Think depends on context as another poster said. Are they really sitting around chatting and giggling with backs turned to OP for aaages, or is it shorter side conversations, unavoidable between family members? OP wrote "Common language for them and for us (my daughter and myself) is English." so presumably they must have had some English interaction as a trio. Question is how long?

Keyansier · 02/01/2023 07:21

caramellandscape · 02/01/2023 07:12

I know this sounds convenient but when they came round to ours, they spoke loads in French to each other too, while we were all sat together (and I don't speak a whit)!

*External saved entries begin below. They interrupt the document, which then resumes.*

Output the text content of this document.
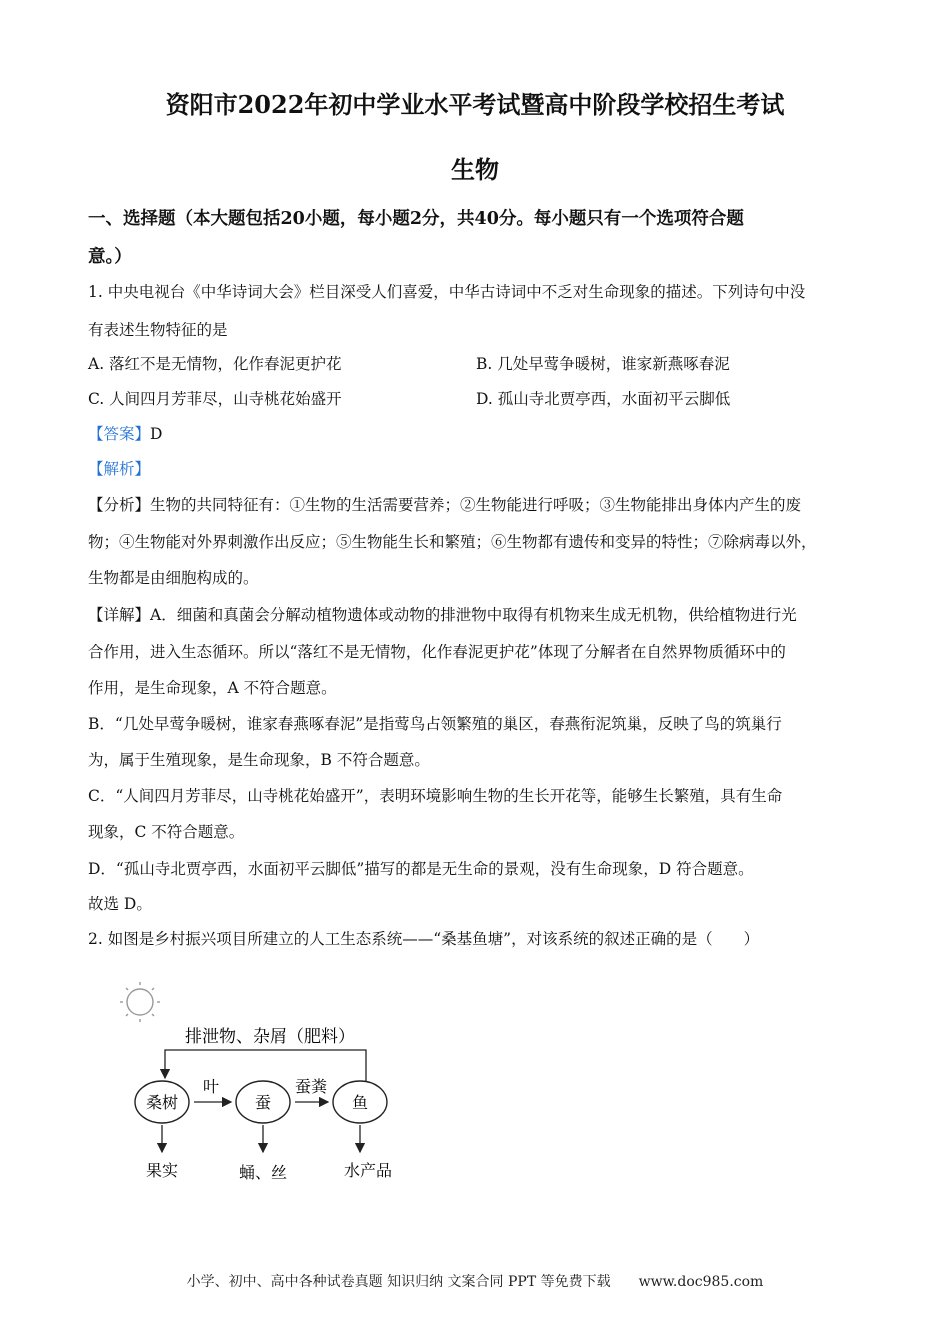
资阳市2022年初中学业水平考试暨高中阶段学校招生考试
生物
一、选择题（本大题包括20小题，每小题2分，共40分。每小题只有一个选项符合题
意。）
1. 中央电视台《中华诗词大会》栏目深受人们喜爱，中华古诗词中不乏对生命现象的描述。下列诗句中没
有表述生物特征的是
A. 落红不是无情物，化作春泥更护花	B. 几处早莺争暖树，谁家新燕啄春泥
C. 人间四月芳菲尽，山寺桃花始盛开	D. 孤山寺北贾亭西，水面初平云脚低
【答案】D
【解析】
【分析】生物的共同特征有：①生物的生活需要营养；②生物能进行呼吸；③生物能排出身体内产生的废
物；④生物能对外界刺激作出反应；⑤生物能生长和繁殖；⑥生物都有遗传和变异的特性；⑦除病毒以外，
生物都是由细胞构成的。
【详解】A．细菌和真菌会分解动植物遗体或动物的排泄物中取得有机物来生成无机物，供给植物进行光
合作用，进入生态循环。所以“落红不是无情物，化作春泥更护花”体现了分解者在自然界物质循环中的
作用，是生命现象，A 不符合题意。
B．“几处早莺争暖树，谁家春燕啄春泥”是指莺鸟占领繁殖的巢区，春燕衔泥筑巢，反映了鸟的筑巢行
为，属于生殖现象，是生命现象，B 不符合题意。
C．“人间四月芳菲尽，山寺桃花始盛开”，表明环境影响生物的生长开花等，能够生长繁殖，具有生命
现象，C 不符合题意。
D．“孤山寺北贾亭西，水面初平云脚低”描写的都是无生命的景观，没有生命现象，D 符合题意。
故选 D。
2. 如图是乡村振兴项目所建立的人工生态系统——“桑基鱼塘”，对该系统的叙述正确的是（　　）
排泄物、杂屑（肥料）
桑树	蚕	鱼
叶	蚕粪
果实	蛹、丝	水产品
小学、初中、高中各种试卷真题 知识归纳 文案合同 PPT 等免费下载　　www.doc985.com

Think depends on context as another poster said. Are they really sitting around chatting and giggling with backs turned to OP for aaages, or is it shorter side conversations, unavoidable between family members? OP wrote "Common language for them and for us (my daughter and myself) is English." so presumably they must have had some English interaction as a trio. Question is how long?

The OP said it's "whenever" she invites them round and after the "umpteenth" time she got annoyed. Those comments suggest it's not a short sentence here and there, and it actually happens quite frequently and for long periods of time, long enough to make the OP feel uncomfortable and uneasy in her own home.